With more than 55 plays to his credit, including the 1979 Pulitzer Prize-winning Buried Child, Sam Shepard has an impact on American theater that ranks with the greatest playwrights of the past half-century. Critics have enthused that he “forged a whole new kind of American play,” while younger playwrights venerate him—Suzan Lori Parks, herself a Pulitzer winner, calls Shepard her “gorgeous north star.”
As an actor who’s appeared in more than 50 feature films, Shepard possesses an onscreen persona that’s been aptly summed up as “Gary Cooper in denim.” He earned an Oscar nod for his portrayal of Chuck Yeager in the 1983 film The Right Stuff, and his screenplay for Paris, Texas helped that now classic film sweep the top prizes at the Cannes Film Festival.
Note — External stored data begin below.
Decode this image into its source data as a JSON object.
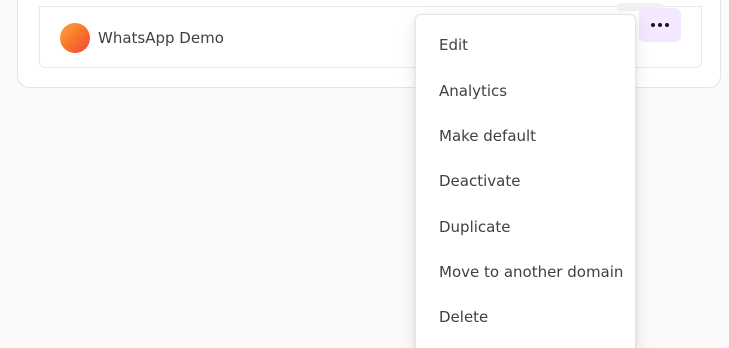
{
  "bot": {
    "name": "WhatsApp Demo",
    "avatar_colors": [
      "#fba64b",
      "#f97a2a",
      "#f0453a"
    ]
  },
  "actions": {
    "more_icon": "more-horizontal-icon",
    "accent": "#f3e8ff"
  },
  "menu": {
    "items": [
      {
        "label": "Edit"
      },
      {
        "label": "Analytics"
      },
      {
        "label": "Make default"
      },
      {
        "label": "Deactivate"
      },
      {
        "label": "Duplicate"
      },
      {
        "label": "Move to another domain"
      },
      {
        "label": "Delete"
      }
    ]
  }
}
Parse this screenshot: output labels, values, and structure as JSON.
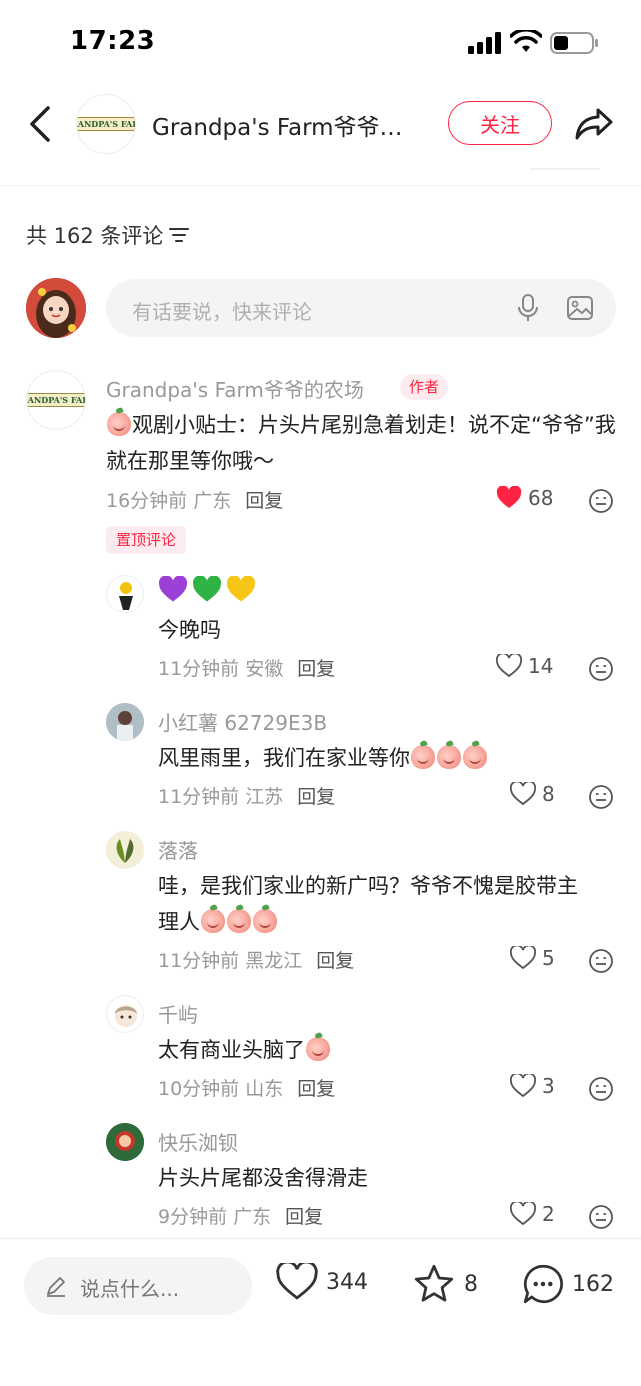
{
  "status_bar": {
    "time": "17:23"
  },
  "header": {
    "logo_text": "GRANDPA'S FARM",
    "title": "Grandpa's Farm爷爷…",
    "follow_label": "关注"
  },
  "comments_header": {
    "count_label": "共 162 条评论"
  },
  "composer": {
    "placeholder": "有话要说，快来评论"
  },
  "comments": [
    {
      "name": "Grandpa's Farm爷爷的农场",
      "badge": "作者",
      "text": "观剧小贴士：片头片尾别急着划走！说不定“爷爷”我就在那里等你哦～",
      "time": "16分钟前",
      "location": "广东",
      "reply": "回复",
      "likes": "68",
      "liked": true,
      "pin_label": "置顶评论"
    },
    {
      "name": "",
      "text": "今晚吗",
      "time": "11分钟前",
      "location": "安徽",
      "reply": "回复",
      "likes": "14"
    },
    {
      "name": "小红薯 62729E3B",
      "text": "风里雨里，我们在家业等你",
      "time": "11分钟前",
      "location": "江苏",
      "reply": "回复",
      "likes": "8"
    },
    {
      "name": "落落",
      "text_line1": "哇，是我们家业的新广吗？爷爷不愧是胶带主",
      "text_line2": "理人",
      "time": "11分钟前",
      "location": "黑龙江",
      "reply": "回复",
      "likes": "5"
    },
    {
      "name": "千屿",
      "text": "太有商业头脑了",
      "time": "10分钟前",
      "location": "山东",
      "reply": "回复",
      "likes": "3"
    },
    {
      "name": "快乐洳钡",
      "text": "片头片尾都没舍得滑走",
      "time": "9分钟前",
      "location": "广东",
      "reply": "回复",
      "likes": "2"
    }
  ],
  "bottom_bar": {
    "say_placeholder": "说点什么...",
    "likes": "344",
    "stars": "8",
    "comments": "162"
  },
  "colors": {
    "accent": "#ff2442",
    "liked_heart": "#ff2442",
    "muted_text": "#999999"
  },
  "icons": [
    "back-icon",
    "share-icon",
    "filter-icon",
    "mic-icon",
    "image-icon",
    "heart-icon",
    "emoji-icon",
    "pen-icon",
    "star-icon",
    "comment-icon"
  ]
}
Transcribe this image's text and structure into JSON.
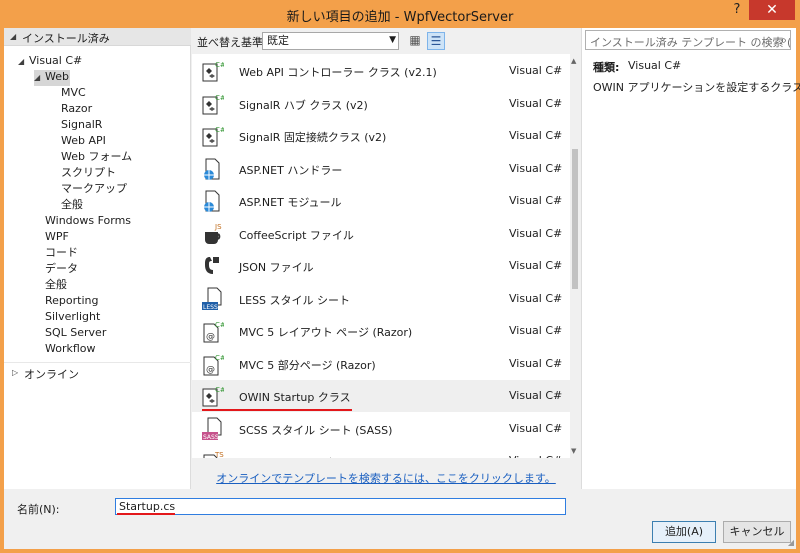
{
  "window": {
    "title": "新しい項目の追加 - WpfVectorServer",
    "help": "?",
    "close": "✕"
  },
  "tree": {
    "header": "インストール済み",
    "items": [
      {
        "label": "Visual C#",
        "indent": 1
      },
      {
        "label": "Web",
        "indent": 2
      },
      {
        "label": "MVC",
        "indent": 3
      },
      {
        "label": "Razor",
        "indent": 3
      },
      {
        "label": "SignalR",
        "indent": 3
      },
      {
        "label": "Web API",
        "indent": 3
      },
      {
        "label": "Web フォーム",
        "indent": 3
      },
      {
        "label": "スクリプト",
        "indent": 3
      },
      {
        "label": "マークアップ",
        "indent": 3
      },
      {
        "label": "全般",
        "indent": 3
      },
      {
        "label": "Windows Forms",
        "indent": 2
      },
      {
        "label": "WPF",
        "indent": 2
      },
      {
        "label": "コード",
        "indent": 2
      },
      {
        "label": "データ",
        "indent": 2
      },
      {
        "label": "全般",
        "indent": 2
      },
      {
        "label": "Reporting",
        "indent": 2
      },
      {
        "label": "Silverlight",
        "indent": 2
      },
      {
        "label": "SQL Server",
        "indent": 2
      },
      {
        "label": "Workflow",
        "indent": 2
      }
    ],
    "online": "オンライン"
  },
  "toolbar": {
    "sort_label": "並べ替え基準:",
    "sort_value": "既定"
  },
  "templates": [
    {
      "name": "Web API コントローラー クラス (v2.1)",
      "type": "Visual C#",
      "icon": "csharp-class-icon"
    },
    {
      "name": "SignalR ハブ クラス (v2)",
      "type": "Visual C#",
      "icon": "csharp-class-icon"
    },
    {
      "name": "SignalR 固定接続クラス (v2)",
      "type": "Visual C#",
      "icon": "csharp-class-icon"
    },
    {
      "name": "ASP.NET ハンドラー",
      "type": "Visual C#",
      "icon": "web-handler-icon"
    },
    {
      "name": "ASP.NET モジュール",
      "type": "Visual C#",
      "icon": "web-module-icon"
    },
    {
      "name": "CoffeeScript ファイル",
      "type": "Visual C#",
      "icon": "coffeescript-icon"
    },
    {
      "name": "JSON ファイル",
      "type": "Visual C#",
      "icon": "json-icon"
    },
    {
      "name": "LESS スタイル シート",
      "type": "Visual C#",
      "icon": "less-icon"
    },
    {
      "name": "MVC 5 レイアウト ページ (Razor)",
      "type": "Visual C#",
      "icon": "razor-page-icon"
    },
    {
      "name": "MVC 5 部分ページ (Razor)",
      "type": "Visual C#",
      "icon": "razor-page-icon"
    },
    {
      "name": "OWIN Startup クラス",
      "type": "Visual C#",
      "icon": "csharp-class-icon",
      "selected": true
    },
    {
      "name": "SCSS スタイル シート (SASS)",
      "type": "Visual C#",
      "icon": "scss-icon"
    },
    {
      "name": "TypeScript ファイル",
      "type": "Visual C#",
      "icon": "typescript-icon"
    }
  ],
  "online_link": "オンラインでテンプレートを検索するには、ここをクリックします。",
  "search": {
    "placeholder": "インストール済み テンプレート の検索 (Ctrl+E)"
  },
  "details": {
    "kind_label": "種類:",
    "kind_value": "Visual C#",
    "description": "OWIN アプリケーションを設定するクラス"
  },
  "name_field": {
    "label": "名前(N):",
    "value": "Startup.cs"
  },
  "buttons": {
    "ok": "追加(A)",
    "cancel": "キャンセル"
  },
  "colors": {
    "accent": "#f3a04a",
    "close": "#c7382c",
    "link": "#1a5fc0",
    "highlight": "#e3181b"
  }
}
Despite these accomplishments and more—five collections of prose, writing songs with Bob Dylan, making films with Robert Frank and Michelangelo Antonioni, as well as romantic relationships with rocker Patti Smith and actress Jessica Lange—Shepard seems anything but satisfied. Sam Shepard: A Life details his lifelong bouts of insecurity and anxiety, and delves deeply into his relationship with his alcoholic father and his own battle with the bottle. Also examined for the first time in depth are Shepard’s tumultuous relationship with Lange, and his decades-long adherence to the teachings of Russian spiritualist G.I. Gurdjieff.
Throughout this new biography, John J. Winters gets to the heart of the enigma that is Sam Shepard, presenting an honest and comprehensive account of his life and work.